> For the complete documentation index, see [llms.txt](https://pcastagnaro.gitbook.io/pentest-bug-bounty-resources/llms.txt). Markdown versions of documentation pages are available by appending `.md` to page URLs; this page is available as [Markdown](https://pcastagnaro.gitbook.io/pentest-bug-bounty-resources/pentest-bounty-resources/web/http-s-dos.md).

# HTTP/S DoS

## HTTP/S Ping

When performing stress testing or DoS simulations, the following commands ar used to make HTTP requests and measure website performance. Its main objectives include:

1. Sending HTTP/HTTPS requests to a web server.
2. Measuring response times and performance metrics
3. Obtaining HTTP status codes and response sizes.
4. Performing performance tests and comparisons between websites.

While curl can be used for stress testing or DoS simulations, it's crucial to emphasize that such activities without authorization are illegal and unethical. However, for authorized load testing, curl can be employed in the following ways:

1. Performing multiple requests in a loop to simulate heavy traffic.
2. Using the --limit-rate option to test server behavior under different connection speeds.
3. Combining curl with tools like "ntimes" to execute a specific number of requests and analyze response time percentiles.

### Using cURL

Using `curl` can provide a more accurate measurement of round-trip time compared to the `wget` method (refer to [#using-wget](#using-wget "mention")). `curl` offers built-in timing options that can give you precise information about various stages of the HTTP request.

#### One-line Command

Here's a one-line command using `curl` to measure the round-trip time:

{% code overflow="wrap" lineNumbers="true" %}

```bash
while true; do response=$(curl -s -o /dev/null -w "Status:%{http_code}; Time:%{time_total}; DNS:%{time_namelookup}; Connect:%{time_connect}; TTFB:%{time_starttransfer}" https://site.com); echo "$(date '+%Y-%m-%d %H:%M:%S'); $response"; sleep 0; done
```

{% endcode %}

This command:

1. Uses `curl`'s `-w` option to format the output, showing the HTTP status code and total time.
2. The `-s` option silences curl's progress meter.
3. `-o /dev/null` redirects the response body to `/dev/null`, as we're only interested in timing information.
4. **DNS Lookup time**: Time taken for DNS resolution.
5. **Connect time:** Time to establish the TCP connection.
6. **TTFB (Time to First Byte):** Time until the first byte is received.
7. **Total time:** Overall time for the entire request.

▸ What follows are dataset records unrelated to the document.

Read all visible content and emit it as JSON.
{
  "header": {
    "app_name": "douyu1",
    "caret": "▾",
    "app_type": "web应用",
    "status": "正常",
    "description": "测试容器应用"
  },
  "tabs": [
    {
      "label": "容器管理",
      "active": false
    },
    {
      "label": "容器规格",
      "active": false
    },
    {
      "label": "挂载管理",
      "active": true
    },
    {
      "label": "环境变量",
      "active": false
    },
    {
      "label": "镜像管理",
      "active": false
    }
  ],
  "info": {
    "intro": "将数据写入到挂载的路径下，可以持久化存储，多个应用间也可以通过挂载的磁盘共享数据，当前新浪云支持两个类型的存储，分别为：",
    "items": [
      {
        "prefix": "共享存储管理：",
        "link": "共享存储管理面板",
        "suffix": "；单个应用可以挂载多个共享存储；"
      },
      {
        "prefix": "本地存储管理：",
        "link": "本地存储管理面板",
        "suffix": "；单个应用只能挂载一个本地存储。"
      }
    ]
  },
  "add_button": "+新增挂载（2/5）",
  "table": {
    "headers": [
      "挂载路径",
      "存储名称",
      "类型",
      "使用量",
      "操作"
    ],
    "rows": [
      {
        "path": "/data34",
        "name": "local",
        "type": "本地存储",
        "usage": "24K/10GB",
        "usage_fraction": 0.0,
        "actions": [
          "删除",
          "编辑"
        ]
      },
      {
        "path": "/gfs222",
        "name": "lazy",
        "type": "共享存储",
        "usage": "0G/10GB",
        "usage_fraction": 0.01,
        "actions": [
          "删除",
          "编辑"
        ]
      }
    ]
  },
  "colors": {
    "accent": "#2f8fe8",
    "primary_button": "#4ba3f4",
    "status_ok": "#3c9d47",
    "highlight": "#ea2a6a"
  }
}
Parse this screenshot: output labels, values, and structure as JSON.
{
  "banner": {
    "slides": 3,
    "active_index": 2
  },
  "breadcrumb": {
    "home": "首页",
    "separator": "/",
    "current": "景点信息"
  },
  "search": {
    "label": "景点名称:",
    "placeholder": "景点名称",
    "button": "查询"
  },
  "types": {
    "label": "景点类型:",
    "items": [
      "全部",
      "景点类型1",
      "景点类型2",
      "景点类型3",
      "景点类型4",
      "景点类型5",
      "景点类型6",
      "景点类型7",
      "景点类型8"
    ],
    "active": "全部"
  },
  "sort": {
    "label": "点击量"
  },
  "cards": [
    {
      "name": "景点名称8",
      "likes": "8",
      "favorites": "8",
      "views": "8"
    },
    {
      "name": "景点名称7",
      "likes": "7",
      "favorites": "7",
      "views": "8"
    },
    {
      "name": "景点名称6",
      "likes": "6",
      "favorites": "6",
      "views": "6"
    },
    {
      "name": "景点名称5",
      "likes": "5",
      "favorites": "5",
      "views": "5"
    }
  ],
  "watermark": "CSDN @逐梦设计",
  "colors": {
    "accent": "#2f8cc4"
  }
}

The output will look something like this:

{% code overflow="wrap" %}

```
2025-01-27 11:15:39; Status:200; Time:0.841107; DNS:0.025360; Connect:0.141437; TTFB:0.841054
```

{% endcode %}

### Using wget

#### One-line command

{% code overflow="wrap" lineNumbers="true" %}

```bash
url="https://site.com"; while true; do start=$(date +%s%N); status=$(wget -qS --spider "${url}" 2>&1 | grep "HTTP/" | awk '{print $2}'); end=$(date +%s%N); duration=$(( (end - start) / 1000000 )); echo "$(date '+%Y-%m-%d %H:%M:%S') - Site status: $status - Response time: ${duration}ms"; sleep 60; done
```

{% endcode %}

#### Script

{% code overflow="wrap" lineNumbers="true" %}

```bash
while true; do
  start=$(date +%s%N)
  status=$(wget -qS --spider http://example.com 2>&1 | grep "HTTP/" | awk '{print $2}')
  end=$(date +%s%N)
  duration=$(( (end - start) / 1000000 ))
  echo "$(date '+%Y-%m-%d %H:%M:%S') - Site status: $status - Response time: ${duration}ms"
  sleep 60
done
```

{% endcode %}

This script does the following:

1. `start=$(date +%s%N)`: Captures the start time in nanoseconds.
2. The `wget` command is executed and the status code is stored in the `status` variable.
3. `end=$(date +%s%N)`: Captures the end time in nanoseconds.
4. `duration=$(( (end - start) / 1000000 ))`: Calculates the duration in milliseconds.

This script will continuously check the website's status and response time, printing a line like this every `X` seconds:

```
2025-01-27 11:30:45 - Site status: 200 - Response time: 123ms
```

Remember, you can adjust the sleep interval (currently set to `60` seconds) as needed. If uses `0` it won't do any pause. To stop the script, use `Ctrl+C` in the terminal.

Note: The response time measured this way includes the time taken by wget to process the response, not just the network round-trip time. For more precise network timing, you might want to consider using specialized tools like `curl` with its timing options.